Леон не понимал главного: каким образом Гронье удается устраивать себе «путешествия» из тюрьмы в тюрьму. Что значит «добиваться», да еще и каждый год? Гронье уверял, что о своих переводах он «хлопочет» с одной-единственной целью — чтобы не засиживаться на одном месте и не взвыть от скуки. Всё в этом человеке казалось непонятным.
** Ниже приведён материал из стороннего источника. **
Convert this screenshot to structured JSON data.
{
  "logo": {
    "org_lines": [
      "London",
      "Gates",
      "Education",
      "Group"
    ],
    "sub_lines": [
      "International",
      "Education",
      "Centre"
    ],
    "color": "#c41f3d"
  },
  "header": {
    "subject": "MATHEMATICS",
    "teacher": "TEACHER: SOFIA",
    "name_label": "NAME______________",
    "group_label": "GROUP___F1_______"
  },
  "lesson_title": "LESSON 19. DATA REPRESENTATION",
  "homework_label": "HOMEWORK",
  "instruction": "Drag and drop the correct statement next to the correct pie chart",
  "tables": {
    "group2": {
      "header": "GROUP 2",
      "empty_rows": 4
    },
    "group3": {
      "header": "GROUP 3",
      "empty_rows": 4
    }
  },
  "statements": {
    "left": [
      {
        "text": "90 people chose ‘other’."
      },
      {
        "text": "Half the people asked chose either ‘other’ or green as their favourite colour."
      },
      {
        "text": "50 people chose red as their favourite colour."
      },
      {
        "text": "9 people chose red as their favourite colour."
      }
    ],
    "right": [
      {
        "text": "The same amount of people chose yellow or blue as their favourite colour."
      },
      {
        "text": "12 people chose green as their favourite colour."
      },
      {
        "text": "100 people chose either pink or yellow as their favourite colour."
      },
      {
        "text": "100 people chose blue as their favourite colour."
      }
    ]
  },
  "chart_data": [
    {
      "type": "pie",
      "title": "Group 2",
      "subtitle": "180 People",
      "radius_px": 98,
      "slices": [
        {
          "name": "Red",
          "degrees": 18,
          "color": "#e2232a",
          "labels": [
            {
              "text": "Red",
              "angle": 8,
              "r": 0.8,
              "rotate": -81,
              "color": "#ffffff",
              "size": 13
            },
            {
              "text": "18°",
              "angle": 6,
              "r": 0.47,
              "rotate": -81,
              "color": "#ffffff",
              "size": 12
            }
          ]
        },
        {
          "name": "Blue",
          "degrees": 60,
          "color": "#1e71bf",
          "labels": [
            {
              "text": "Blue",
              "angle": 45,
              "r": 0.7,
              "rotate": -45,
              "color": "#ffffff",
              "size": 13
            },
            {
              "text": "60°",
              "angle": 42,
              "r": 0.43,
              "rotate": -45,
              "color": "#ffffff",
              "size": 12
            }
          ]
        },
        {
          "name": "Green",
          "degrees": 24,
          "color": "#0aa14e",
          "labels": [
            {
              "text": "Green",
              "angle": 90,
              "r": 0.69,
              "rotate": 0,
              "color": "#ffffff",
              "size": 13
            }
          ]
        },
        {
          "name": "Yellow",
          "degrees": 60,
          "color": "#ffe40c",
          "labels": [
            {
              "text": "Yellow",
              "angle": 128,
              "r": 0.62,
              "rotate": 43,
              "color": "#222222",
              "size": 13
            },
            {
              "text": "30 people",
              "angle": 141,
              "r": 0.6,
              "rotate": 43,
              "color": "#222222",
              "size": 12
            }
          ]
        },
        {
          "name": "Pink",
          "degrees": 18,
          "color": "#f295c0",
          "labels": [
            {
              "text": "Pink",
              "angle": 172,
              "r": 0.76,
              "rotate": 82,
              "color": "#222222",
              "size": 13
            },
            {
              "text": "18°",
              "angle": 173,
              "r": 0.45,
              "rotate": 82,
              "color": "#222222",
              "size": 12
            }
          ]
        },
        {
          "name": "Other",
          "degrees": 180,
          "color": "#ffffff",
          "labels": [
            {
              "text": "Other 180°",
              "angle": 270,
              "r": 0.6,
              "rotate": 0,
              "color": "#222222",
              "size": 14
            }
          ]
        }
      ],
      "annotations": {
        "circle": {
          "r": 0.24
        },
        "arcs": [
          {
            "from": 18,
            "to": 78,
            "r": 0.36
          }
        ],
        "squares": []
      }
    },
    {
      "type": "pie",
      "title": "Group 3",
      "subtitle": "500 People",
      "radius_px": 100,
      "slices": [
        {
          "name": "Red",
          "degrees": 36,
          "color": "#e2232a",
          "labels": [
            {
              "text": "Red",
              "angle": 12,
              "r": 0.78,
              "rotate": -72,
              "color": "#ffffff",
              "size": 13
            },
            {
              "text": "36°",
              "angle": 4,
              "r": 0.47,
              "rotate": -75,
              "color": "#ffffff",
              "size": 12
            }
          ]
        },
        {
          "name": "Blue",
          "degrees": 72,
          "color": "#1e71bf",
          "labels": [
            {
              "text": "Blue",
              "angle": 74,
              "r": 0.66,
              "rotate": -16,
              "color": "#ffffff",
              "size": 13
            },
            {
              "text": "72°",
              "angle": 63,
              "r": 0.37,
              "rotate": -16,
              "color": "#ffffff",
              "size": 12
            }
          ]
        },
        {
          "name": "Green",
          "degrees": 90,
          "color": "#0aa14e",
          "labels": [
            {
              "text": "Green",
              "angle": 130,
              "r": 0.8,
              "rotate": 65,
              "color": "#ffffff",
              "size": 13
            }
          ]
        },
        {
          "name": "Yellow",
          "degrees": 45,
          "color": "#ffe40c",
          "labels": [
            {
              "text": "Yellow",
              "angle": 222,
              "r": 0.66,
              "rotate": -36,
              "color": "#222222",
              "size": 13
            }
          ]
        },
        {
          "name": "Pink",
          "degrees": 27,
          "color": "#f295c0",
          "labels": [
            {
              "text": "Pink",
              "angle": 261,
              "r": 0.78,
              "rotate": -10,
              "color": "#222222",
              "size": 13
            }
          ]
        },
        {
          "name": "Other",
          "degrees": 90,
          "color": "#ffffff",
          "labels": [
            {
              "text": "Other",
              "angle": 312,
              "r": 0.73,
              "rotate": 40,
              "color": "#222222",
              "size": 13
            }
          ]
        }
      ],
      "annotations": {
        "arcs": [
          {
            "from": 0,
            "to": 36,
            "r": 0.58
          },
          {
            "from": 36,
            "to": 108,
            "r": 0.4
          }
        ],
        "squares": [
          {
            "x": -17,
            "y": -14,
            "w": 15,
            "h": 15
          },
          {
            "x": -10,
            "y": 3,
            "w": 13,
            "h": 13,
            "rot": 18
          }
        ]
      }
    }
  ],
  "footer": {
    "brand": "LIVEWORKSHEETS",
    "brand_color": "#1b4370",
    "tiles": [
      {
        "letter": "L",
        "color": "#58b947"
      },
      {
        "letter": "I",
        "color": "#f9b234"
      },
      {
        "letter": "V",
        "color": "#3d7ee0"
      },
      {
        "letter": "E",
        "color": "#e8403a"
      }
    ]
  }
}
Глядя на него со стороны (как заправский азиат, он сидел на корточках и мирно беседовал о всякой ерунде и тут же о чем-то важном…), глядя на его опрятную куртку из черной кожи и тщательно отстиранные джинсы, которые сидели на нем как униформа (другой одежды он не носил), наблюдая за его манерами, на каждом шагу выдающими в нем мягкость, добродушие, а в иные минуты непонятную по тюремным меркам щедрость (Гронье держал на свои средства телевизор, хотя смотрели его всей камерой, и даже нередко уступал право выбора передач сокамерникам), — невозможно было поверить, что этот человек попал за решетку за грабежи, что он принадлежит к настоящей преступной среде и что на протяжении лет он участвовал в вооруженных ограблениях банков, протекавших, если ему верить, не всегда без человеческих жертв. Как поверить, что этим промыслом он живет с юных лет?